While summing up duties as systems operations bureau director for the State of Iowa, alum keeps university collaboration top priority
This month, Sandra Larson (B.S. CE’88) will retire from her position as the Iowa Department of Transportation’s (DOT) Systems Operations Bureau Director. She has spent 29 years managing the smooth facilitation of day-to-day traffic on state roads. She has also fostered strong partnerships between the Iowa DOT and Iowa State University.
Larson doesn’t hesitate when asked whether it is difficult to leave the DOT.
“Of course it is,” she said. “I found a home in civil engineering, and that home has been here.”
Larson began working for the Iowa DOT in 1988. She has taken on a variety of responsibilities, including roles as bridge designer, resident construction engineer for Ames and three different bureau director positions. Throughout her career, the team environment at the DOT has been a constant.
“It was here long before I was here,” she said of the collaborative attitude. “I have enjoyed that atmosphere, and it will be here long after I leave.”

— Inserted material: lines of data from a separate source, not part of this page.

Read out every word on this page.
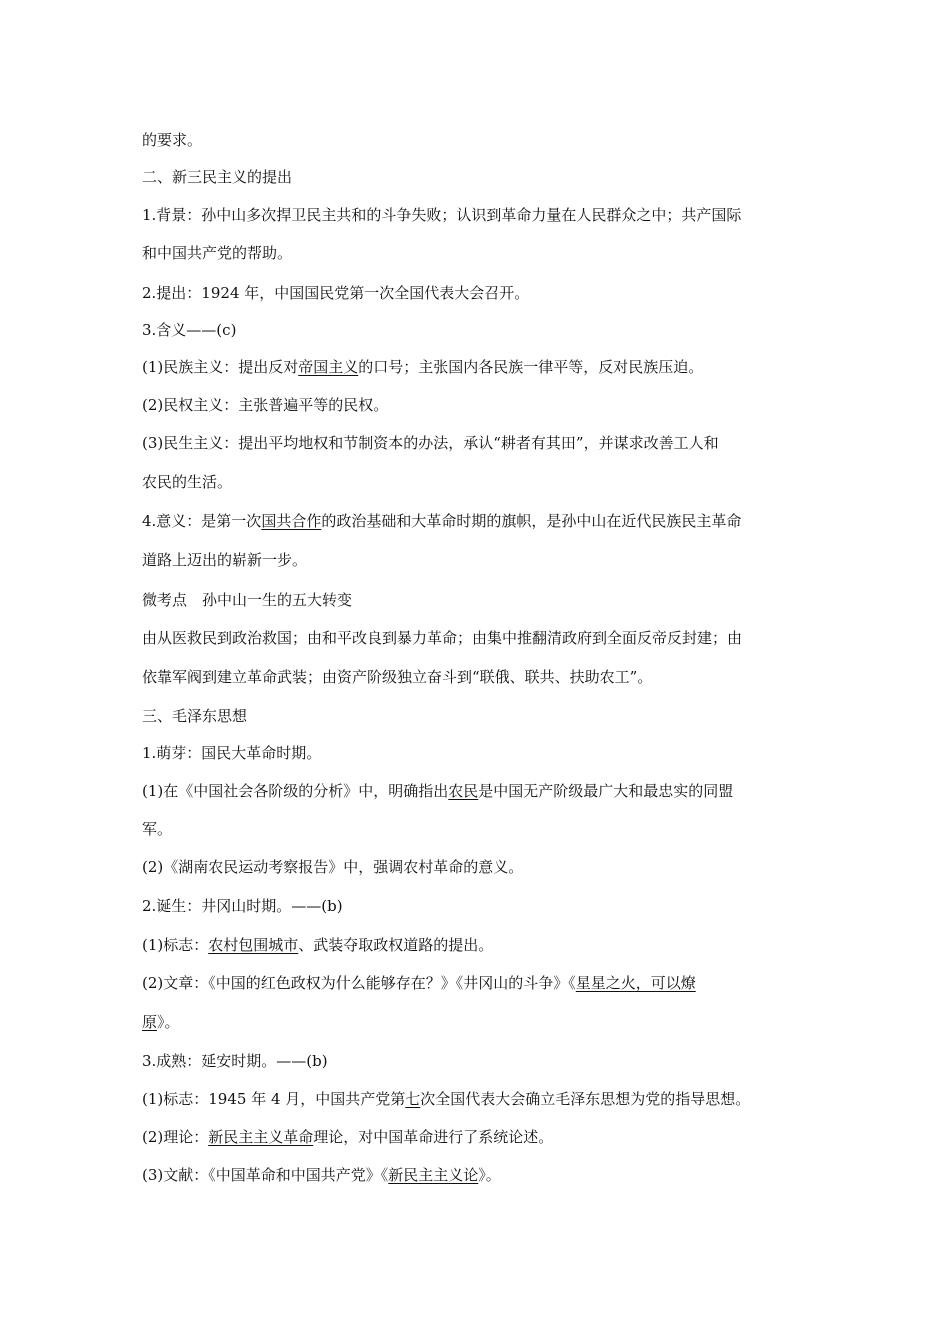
的要求。
二、新三民主义的提出
1.背景：孙中山多次捍卫民主共和的斗争失败；认识到革命力量在人民群众之中；共产国际
和中国共产党的帮助。
2.提出：1924 年，中国国民党第一次全国代表大会召开。
3.含义——(c)
(1)民族主义：提出反对帝国主义的口号；主张国内各民族一律平等，反对民族压迫。
(2)民权主义：主张普遍平等的民权。
(3)民生主义：提出平均地权和节制资本的办法，承认“耕者有其田”，并谋求改善工人和
农民的生活。
4.意义：是第一次国共合作的政治基础和大革命时期的旗帜，是孙中山在近代民族民主革命
道路上迈出的崭新一步。
微考点　孙中山一生的五大转变
由从医救民到政治救国；由和平改良到暴力革命；由集中推翻清政府到全面反帝反封建；由
依靠军阀到建立革命武装；由资产阶级独立奋斗到“联俄、联共、扶助农工”。
三、毛泽东思想
1.萌芽：国民大革命时期。
(1)在《中国社会各阶级的分析》中，明确指出农民是中国无产阶级最广大和最忠实的同盟
军。
(2)《湖南农民运动考察报告》中，强调农村革命的意义。
2.诞生：井冈山时期。——(b)
(1)标志：农村包围城市、武装夺取政权道路的提出。
(2)文章：《中国的红色政权为什么能够存在？》《井冈山的斗争》《星星之火，可以燎
原》。
3.成熟：延安时期。——(b)
(1)标志：1945 年 4 月，中国共产党第七次全国代表大会确立毛泽东思想为党的指导思想。
(2)理论：新民主主义革命理论，对中国革命进行了系统论述。
(3)文献：《中国革命和中国共产党》《新民主主义论》。
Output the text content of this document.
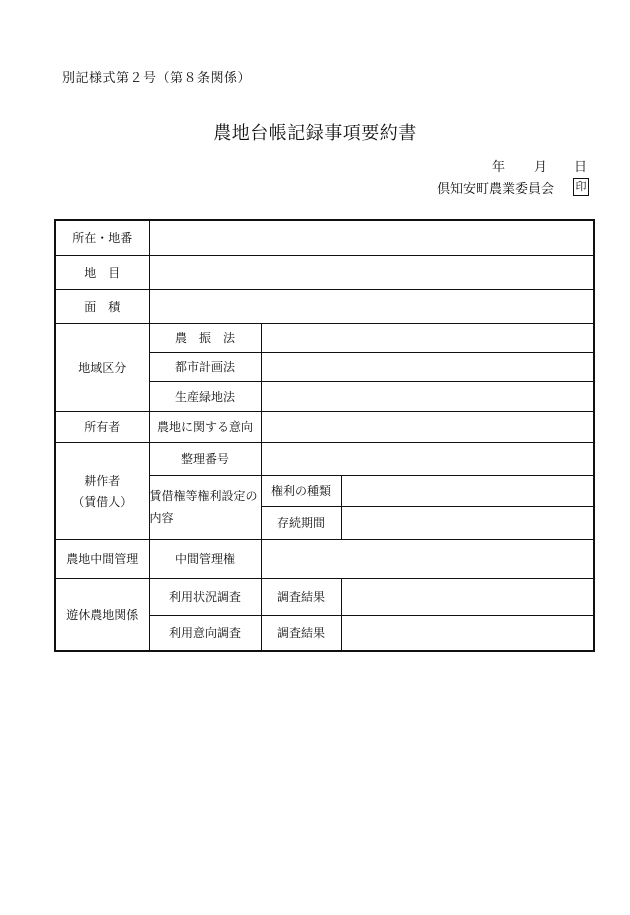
別記様式第２号（第８条関係）
農地台帳記録事項要約書
年 月 日
倶知安町農業委員会 印
所在・地番			
地　目			
面　積			
地域区分	農　振　法		
	都市計画法		
	生産緑地法		
所有者	農地に関する意向		

耕作者
（賃借人）	整理番号		
	賃借権等権利設定の内容	権利の種類	
		存続期間	
農地中間管理	中間管理権		
遊休農地関係	利用状況調査	調査結果	
	利用意向調査	調査結果	
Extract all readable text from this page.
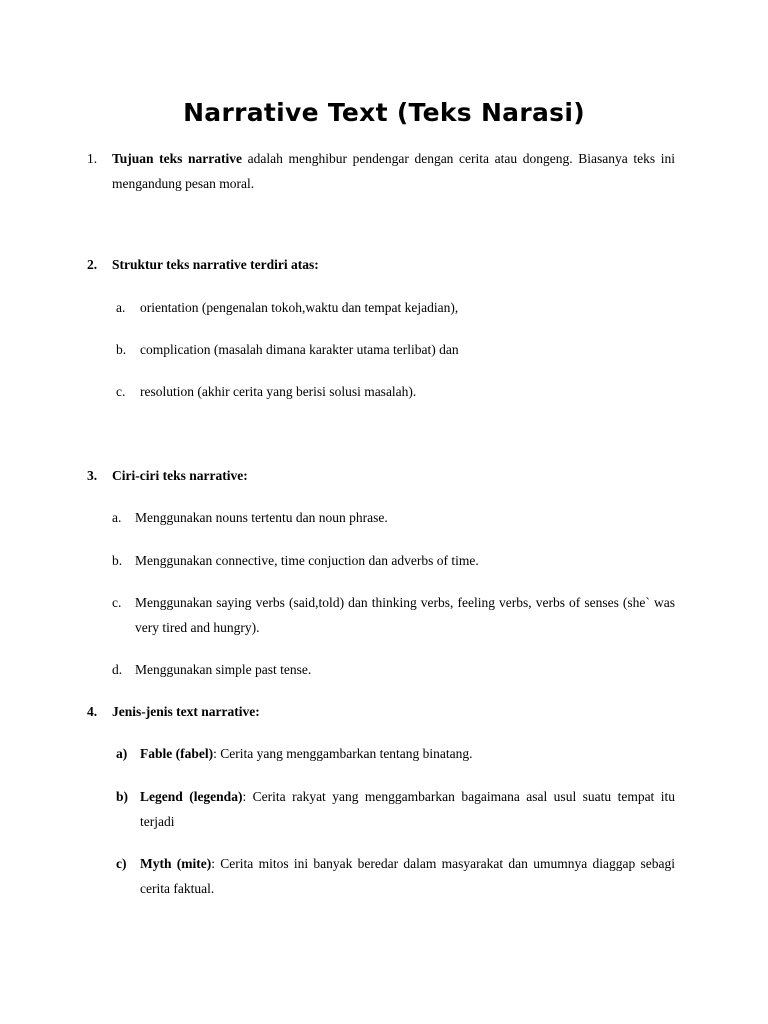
Narrative Text (Teks Narasi)
1. Tujuan teks narrative adalah menghibur pendengar dengan cerita atau dongeng. Biasanya teks ini mengandung pesan moral.
2. Struktur teks narrative terdiri atas:
a. orientation (pengenalan tokoh,waktu dan tempat kejadian),
b. complication (masalah dimana karakter utama terlibat) dan
c. resolution (akhir cerita yang berisi solusi masalah).
3. Ciri-ciri teks narrative:
a. Menggunakan nouns tertentu dan noun phrase.
b. Menggunakan connective, time conjuction dan adverbs of time.
c. Menggunakan saying verbs (said,told) dan thinking verbs, feeling verbs, verbs of senses (she` was very tired and hungry).
d. Menggunakan simple past tense.
4. Jenis-jenis text narrative:
a) Fable (fabel): Cerita yang menggambarkan tentang binatang.
b) Legend (legenda): Cerita rakyat yang menggambarkan bagaimana asal usul suatu tempat itu terjadi
c) Myth (mite): Cerita mitos ini banyak beredar dalam masyarakat dan umumnya diaggap sebagi cerita faktual.
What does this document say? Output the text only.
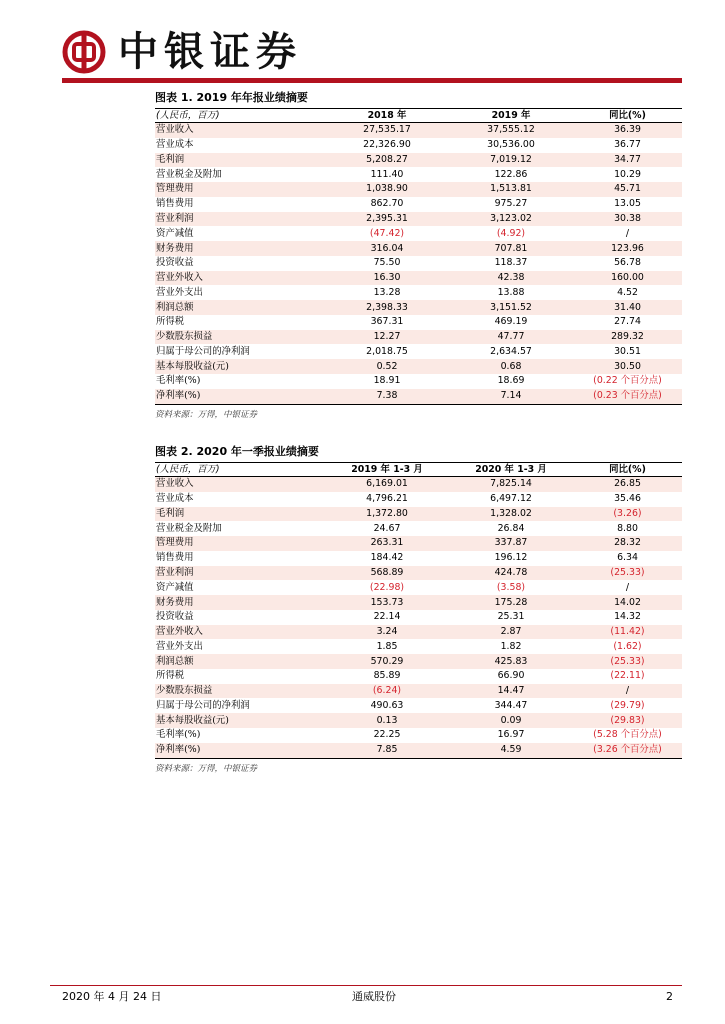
中银证券
图表 1. 2019 年年报业绩摘要
(人民币，百万)	2018 年	2019 年	同比(%)
营业收入	27,535.17	37,555.12	36.39
营业成本	22,326.90	30,536.00	36.77
毛利润	5,208.27	7,019.12	34.77
营业税金及附加	111.40	122.86	10.29
管理费用	1,038.90	1,513.81	45.71
销售费用	862.70	975.27	13.05
营业利润	2,395.31	3,123.02	30.38
资产减值	(47.42)	(4.92)	/
财务费用	316.04	707.81	123.96
投资收益	75.50	118.37	56.78
营业外收入	16.30	42.38	160.00
营业外支出	13.28	13.88	4.52
利润总额	2,398.33	3,151.52	31.40
所得税	367.31	469.19	27.74
少数股东损益	12.27	47.77	289.32
归属于母公司的净利润	2,018.75	2,634.57	30.51
基本每股收益(元)	0.52	0.68	30.50
毛利率(%)	18.91	18.69	(0.22 个百分点)
净利率(%)	7.38	7.14	(0.23 个百分点)
资料来源：万得，中银证券
图表 2. 2020 年一季报业绩摘要
(人民币，百万)	2019 年 1-3 月	2020 年 1-3 月	同比(%)
营业收入	6,169.01	7,825.14	26.85
营业成本	4,796.21	6,497.12	35.46
毛利润	1,372.80	1,328.02	(3.26)
营业税金及附加	24.67	26.84	8.80
管理费用	263.31	337.87	28.32
销售费用	184.42	196.12	6.34
营业利润	568.89	424.78	(25.33)
资产减值	(22.98)	(3.58)	/
财务费用	153.73	175.28	14.02
投资收益	22.14	25.31	14.32
营业外收入	3.24	2.87	(11.42)
营业外支出	1.85	1.82	(1.62)
利润总额	570.29	425.83	(25.33)
所得税	85.89	66.90	(22.11)
少数股东损益	(6.24)	14.47	/
归属于母公司的净利润	490.63	344.47	(29.79)
基本每股收益(元)	0.13	0.09	(29.83)
毛利率(%)	22.25	16.97	(5.28 个百分点)
净利率(%)	7.85	4.59	(3.26 个百分点)
资料来源：万得，中银证券
2020 年 4 月 24 日	通威股份	2
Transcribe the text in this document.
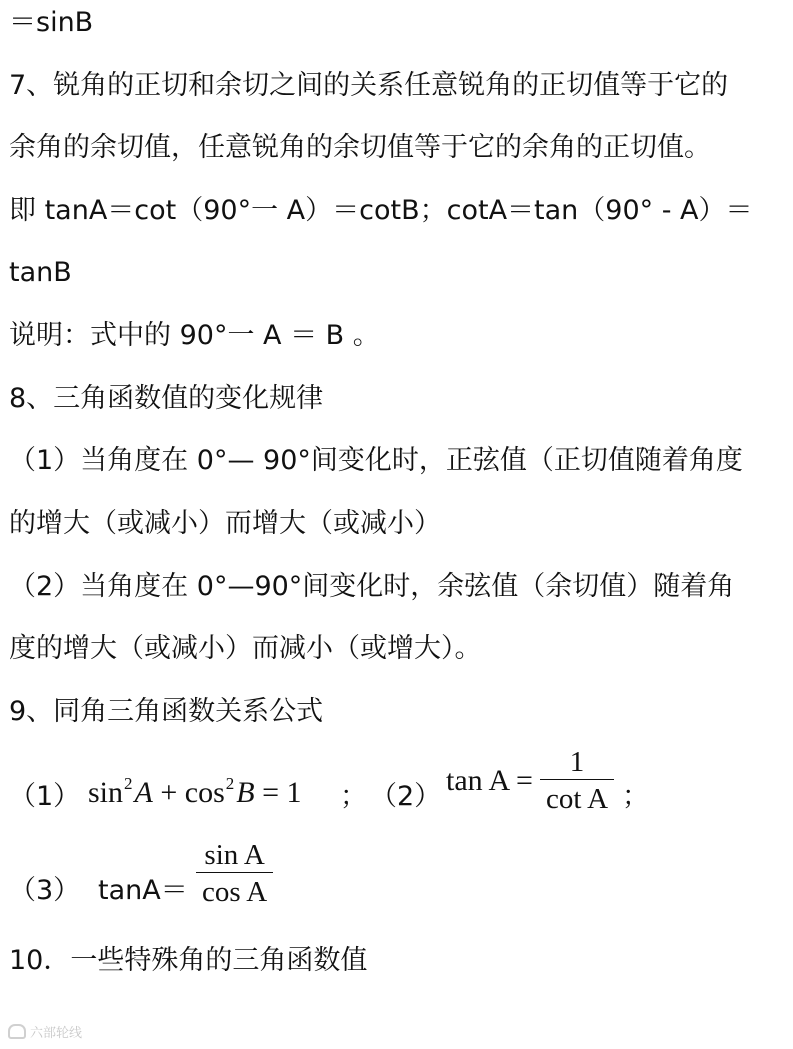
＝sinB
7、锐角的正切和余切之间的关系任意锐角的正切值等于它的
余角的余切值，任意锐角的余切值等于它的余角的正切值。
即 tanA＝cot（90°一 A）＝cotB；cotA＝tan（90° - A）＝
tanB
说明：式中的 90°一 A ＝ B 。
8、三角函数值的变化规律
（1）当角度在 0°— 90°间变化时，正弦值（正切值随着角度
的增大（或减小）而增大（或减小）
（2）当角度在 0°—90°间变化时，余弦值（余切值）随着角
度的增大（或减小）而减小（或增大）。
9、同角三角函数关系公式
（1） $\sin^2A + \cos^2B = 1$ ； （2） tan A =
1
cot A ；
（3） tanA＝
sin A
cos A
10．一些特殊角的三角函数值
六部轮线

Larson has kept ties with Iowa State University (ISU) as well. She first graduated from ISU in 1975 with a degree in biology. She returned to the university later and, in 1988, earned a degree in civil engineering. She has collaborated on research with numerous ISU Civil, Construction and Environmental Engineering (ISU CCEE) faculty members and Institute for Transportation research teams. She plans to continue her collaborative partnership with the university, including maintaining her seat on the ISU Civil Engineering External Advisory Council.
The list of accomplishments pinned to Larson’s work is long. The Transportation Research Board (TRB) recently recognized Larson with the Roy W. Crum Distinguished Service Award for “outstanding research in the field of transportation engineering.” She has held leadership positions on committees for TRB and AASHTO (the American Association of State Highway and Transportation Officials) and has served on countless panels and task forces. Just recently, Larson and ISU researchers embarked on the second phase of the Strategic Highway Research Program. In this part of the program, researchers will tackle the challenge of forming traffic models that can accurately predict the success of various safety measures.
Drawing from her own experience, Larson encourages engineers—especially young engineers—to explore the vast opportunities that their field offers.
“If you enjoy a challenge and the problem solving that comes with that, there’s so many different types of engineering,” she said. “It seems like there’s a type of engineering for everyone, if you like math and science.”
Larson’s last day at the Iowa DOT is June 29.